It’s Frugal Friday Again!

It’s Friday again, which means we check up on our frugal happenings this week!

  • We have family over, and the pantry challenge kind of took a dive. I ran out of food a lot faster than I anticipated I would, due partially to the family, partially to my brother-in-law coming over way more often during the week (this is the human garbage disposal), and partially to the growth spurts both Baby and LM are going through. As a result, we’re all eating a lot more than I had anticipated.
  • I did make a Target trip for toilet paper (another item I woefully overestimated my stockpile of), kitty litter, and a few other items, and saved $90 with stacked coupons, paying $45.xx out of pocket. I also made a trip to the MCX and got 4 toothbrushes for Operation Christmas Child (all four were free with a kick ass coupon) and a tube of lip gloss for 99 cents.
  • We have been tearing through coffee, which I purchased on clearance with a coupon. However, we’re still saving a ton of money by making it at home instead of stopping to buy it. I’ve gotten in the habit of filling my to-go cup before we leave the house, and it stays warm all day (it’s a Contigo mug I got for free off the curb).
  • IMG_1760
  • We are planning on going to the Great Cloth Diaper Change this Saturday, and there’s a cloth diaper/kids clothing garage sale going on at the same time. I have a big bin of things to take and sell, so hopefully that’ll pad our checking account nicely.
  • We are also planning on going to the San Diego Zoo on Sunday. Military members get in free, so Hubby and his brother will be free, as will LM (since he’s under 3).

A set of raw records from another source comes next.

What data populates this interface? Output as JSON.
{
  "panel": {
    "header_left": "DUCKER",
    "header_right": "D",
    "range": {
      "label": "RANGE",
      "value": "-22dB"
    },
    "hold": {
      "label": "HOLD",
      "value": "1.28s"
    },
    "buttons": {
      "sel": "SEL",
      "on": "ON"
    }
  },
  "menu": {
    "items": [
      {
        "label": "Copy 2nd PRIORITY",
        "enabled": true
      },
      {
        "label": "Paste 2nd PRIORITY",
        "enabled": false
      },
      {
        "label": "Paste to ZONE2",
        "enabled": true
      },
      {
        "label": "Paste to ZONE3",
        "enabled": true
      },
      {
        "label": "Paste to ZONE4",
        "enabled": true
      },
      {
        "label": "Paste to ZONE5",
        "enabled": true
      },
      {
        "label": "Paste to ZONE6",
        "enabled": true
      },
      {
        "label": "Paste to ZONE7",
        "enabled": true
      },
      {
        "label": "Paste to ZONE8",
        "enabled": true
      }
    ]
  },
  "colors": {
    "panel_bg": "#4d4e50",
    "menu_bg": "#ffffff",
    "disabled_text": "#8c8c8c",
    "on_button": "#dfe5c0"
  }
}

In The Spirit Of Full Disclosure…

Since I promised to share everything about our finances as we go through this debt journey, I feel that I need to share:

We unfroze our Discover cards today.

We’re driving twenty miles south to Buy Buy Baby.

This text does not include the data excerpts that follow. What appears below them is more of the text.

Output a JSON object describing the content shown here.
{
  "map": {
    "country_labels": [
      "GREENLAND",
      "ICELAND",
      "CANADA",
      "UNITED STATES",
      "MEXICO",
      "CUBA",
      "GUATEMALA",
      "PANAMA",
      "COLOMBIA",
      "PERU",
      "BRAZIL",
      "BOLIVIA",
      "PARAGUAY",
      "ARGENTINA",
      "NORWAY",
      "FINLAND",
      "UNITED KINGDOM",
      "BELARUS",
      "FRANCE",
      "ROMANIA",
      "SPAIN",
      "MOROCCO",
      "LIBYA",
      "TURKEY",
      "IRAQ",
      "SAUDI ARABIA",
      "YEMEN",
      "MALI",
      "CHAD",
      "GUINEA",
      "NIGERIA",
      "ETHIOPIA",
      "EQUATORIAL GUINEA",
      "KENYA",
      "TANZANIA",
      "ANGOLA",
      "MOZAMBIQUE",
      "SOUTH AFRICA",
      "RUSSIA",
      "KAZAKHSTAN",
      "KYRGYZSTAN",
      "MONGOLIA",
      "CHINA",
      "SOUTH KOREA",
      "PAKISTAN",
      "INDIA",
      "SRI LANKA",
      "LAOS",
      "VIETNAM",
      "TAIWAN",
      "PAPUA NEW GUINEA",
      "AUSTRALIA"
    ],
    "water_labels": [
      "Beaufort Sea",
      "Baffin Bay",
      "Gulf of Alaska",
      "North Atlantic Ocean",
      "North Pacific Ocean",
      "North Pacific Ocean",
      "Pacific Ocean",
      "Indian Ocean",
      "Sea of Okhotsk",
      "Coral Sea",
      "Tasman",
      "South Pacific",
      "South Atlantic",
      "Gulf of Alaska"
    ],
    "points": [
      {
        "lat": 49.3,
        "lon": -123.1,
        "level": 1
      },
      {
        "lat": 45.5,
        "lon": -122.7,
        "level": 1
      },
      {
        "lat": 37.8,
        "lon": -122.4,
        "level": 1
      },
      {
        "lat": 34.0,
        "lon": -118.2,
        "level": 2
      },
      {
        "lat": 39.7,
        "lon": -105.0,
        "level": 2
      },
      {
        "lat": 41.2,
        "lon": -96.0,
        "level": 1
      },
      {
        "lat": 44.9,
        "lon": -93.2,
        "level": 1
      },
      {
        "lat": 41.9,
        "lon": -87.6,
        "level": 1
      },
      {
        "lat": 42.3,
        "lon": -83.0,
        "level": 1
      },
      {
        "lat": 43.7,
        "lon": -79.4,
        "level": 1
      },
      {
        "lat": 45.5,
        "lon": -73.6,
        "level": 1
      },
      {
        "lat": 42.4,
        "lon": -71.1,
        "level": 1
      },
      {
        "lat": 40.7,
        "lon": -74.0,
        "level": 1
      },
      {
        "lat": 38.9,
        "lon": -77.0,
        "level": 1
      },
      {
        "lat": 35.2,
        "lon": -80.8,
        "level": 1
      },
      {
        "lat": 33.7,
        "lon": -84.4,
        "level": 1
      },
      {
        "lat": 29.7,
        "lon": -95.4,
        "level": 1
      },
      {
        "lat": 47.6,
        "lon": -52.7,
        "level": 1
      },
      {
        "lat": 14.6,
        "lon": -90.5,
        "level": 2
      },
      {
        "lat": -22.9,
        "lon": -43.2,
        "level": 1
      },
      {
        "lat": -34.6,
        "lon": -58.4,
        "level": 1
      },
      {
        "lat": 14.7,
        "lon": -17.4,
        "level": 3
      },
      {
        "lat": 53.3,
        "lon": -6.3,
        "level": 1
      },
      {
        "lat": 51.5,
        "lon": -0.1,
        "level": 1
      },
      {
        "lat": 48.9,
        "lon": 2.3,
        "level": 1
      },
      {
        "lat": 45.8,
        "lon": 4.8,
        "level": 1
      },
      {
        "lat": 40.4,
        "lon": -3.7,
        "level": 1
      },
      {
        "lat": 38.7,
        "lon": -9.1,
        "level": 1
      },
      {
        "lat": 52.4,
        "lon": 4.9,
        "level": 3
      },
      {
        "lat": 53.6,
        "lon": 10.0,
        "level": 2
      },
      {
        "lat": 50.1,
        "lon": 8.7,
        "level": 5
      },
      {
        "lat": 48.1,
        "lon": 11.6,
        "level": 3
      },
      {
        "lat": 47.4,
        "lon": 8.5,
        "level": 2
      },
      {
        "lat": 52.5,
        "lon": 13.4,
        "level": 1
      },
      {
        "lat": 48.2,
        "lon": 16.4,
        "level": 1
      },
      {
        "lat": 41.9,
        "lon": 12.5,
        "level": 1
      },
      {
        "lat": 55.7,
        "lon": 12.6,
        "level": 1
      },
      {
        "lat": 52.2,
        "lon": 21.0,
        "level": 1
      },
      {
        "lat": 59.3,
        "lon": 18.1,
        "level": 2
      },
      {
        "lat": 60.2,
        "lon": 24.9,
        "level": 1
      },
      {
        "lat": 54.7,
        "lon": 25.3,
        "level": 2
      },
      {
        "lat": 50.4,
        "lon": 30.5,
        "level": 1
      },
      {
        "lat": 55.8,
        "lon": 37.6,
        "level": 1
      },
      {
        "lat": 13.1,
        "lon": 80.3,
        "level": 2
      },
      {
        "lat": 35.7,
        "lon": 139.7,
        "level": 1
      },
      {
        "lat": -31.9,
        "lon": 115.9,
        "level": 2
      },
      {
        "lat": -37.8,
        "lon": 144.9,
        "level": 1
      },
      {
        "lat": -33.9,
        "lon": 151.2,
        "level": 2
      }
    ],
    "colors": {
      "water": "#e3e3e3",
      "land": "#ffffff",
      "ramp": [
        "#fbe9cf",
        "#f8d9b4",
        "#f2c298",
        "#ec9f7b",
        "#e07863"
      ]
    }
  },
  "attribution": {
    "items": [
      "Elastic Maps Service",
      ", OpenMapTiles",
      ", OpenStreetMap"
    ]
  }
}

We’re buying one of the $240+ car seats we need for when Baby comes.

We’ve chosen to defrost the Discover card for this because we earn 1% cash back on the purchase, and I can’t find any other freaking discounts on this particular brand of carseat.

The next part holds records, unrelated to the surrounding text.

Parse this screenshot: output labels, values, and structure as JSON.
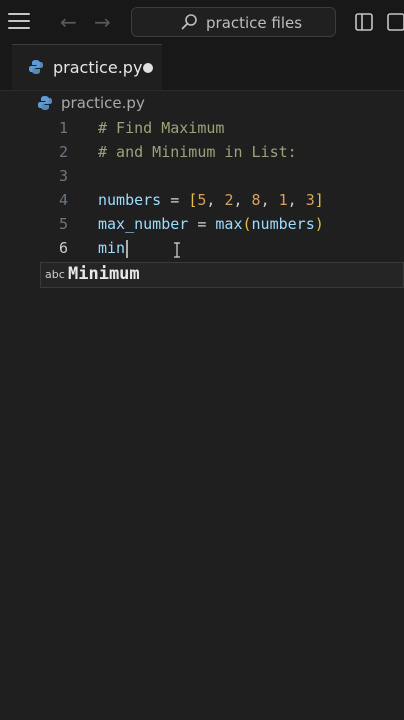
{
  "titlebar": {
    "search_text": "practice files"
  },
  "tabs": [
    {
      "label": "practice.py",
      "dirty": true
    }
  ],
  "breadcrumb": {
    "file": "practice.py"
  },
  "editor": {
    "lines": [
      {
        "n": "1",
        "text": "# Find Maximum"
      },
      {
        "n": "2",
        "text": "# and Minimum in List:"
      },
      {
        "n": "3",
        "text": ""
      },
      {
        "n": "4",
        "text": "numbers = [5, 2, 8, 1, 3]"
      },
      {
        "n": "5",
        "text": "max_number = max(numbers)"
      },
      {
        "n": "6",
        "text": "min"
      }
    ],
    "active_line": "6"
  },
  "suggestion": {
    "kind": "abc",
    "label": "Minimum"
  },
  "colors": {
    "background": "#1f1f1f",
    "comment": "#9aa37a",
    "variable": "#9cdcfe",
    "number": "#d7a15d",
    "function": "#dcdcaa"
  }
}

There is a redeeming part of this story, however! I intend to pay off the extra $260 some charge as soon as it shows up on the Discover statement. The money is sitting pretty in my bank account, ready to go, and I just need to hit “Pay” when the charge shows up.

Update: Before heading out, I sat down with my handy dandy¬†coupon generator laptop to check for cheaper options, since BuyBuy Baby will price match. Lo and behold, one website had the Pria70 with TinyFit (which is the version we needed for Baby) for $219.xx instead of $289.99! The fabric is a slightly different color than it’s advertised, so it can’t be sold at full price. I’m perfectly fine with my total black car seat not being totally black, so I snatched that up!

Then, we went to BuyBuy Baby and found Little Man’s version was on sale for $212.xx instead of $249.99! I almost screeched in the middle of the store, I was so excited. I did jump up and down a little bit. However, when we went to check out, it rang up as $249.99. I asked the sales associate to send someone to check the price, and it turns out the sale was over. Since the sign was still out, though, they gave me that price!

BOOM! Just like that, we paid $442.xx for two carseats instead of $580.xx. That’s $138.xx savings right there, just from pre-shopping and asking for a price check. I’m pretty pleased with myself, if I do say so myself.


The Pantry Challenge

For the month of April, I have set a food budget of $50 per week. “That’s insane!” you’re probably saying. “Doesn’t this lady have four people in her household?”. Yes, I do. No, I haven’t gone off the deep end. We’re going to be undertaking a pantry challenge.


What does this entail?

I’ll be cooking dinners based entirely on the contents of my pantry, freezer, and refrigerator. I won’t be buying extra ingredients. I won’t go to the grocery store more than once a week. I WILL buy milk and eggs, along with bananas and apples and foods covered by my remaining WIC checks this month. I’ve set a budget of $50 each week, so if I spend less than that one week I’m letting myself use it for other staples I’ve run out of (I’m mostly doing this because my in-laws are coming, and I’m not sure if I have enough in the pantry to feed 6 people).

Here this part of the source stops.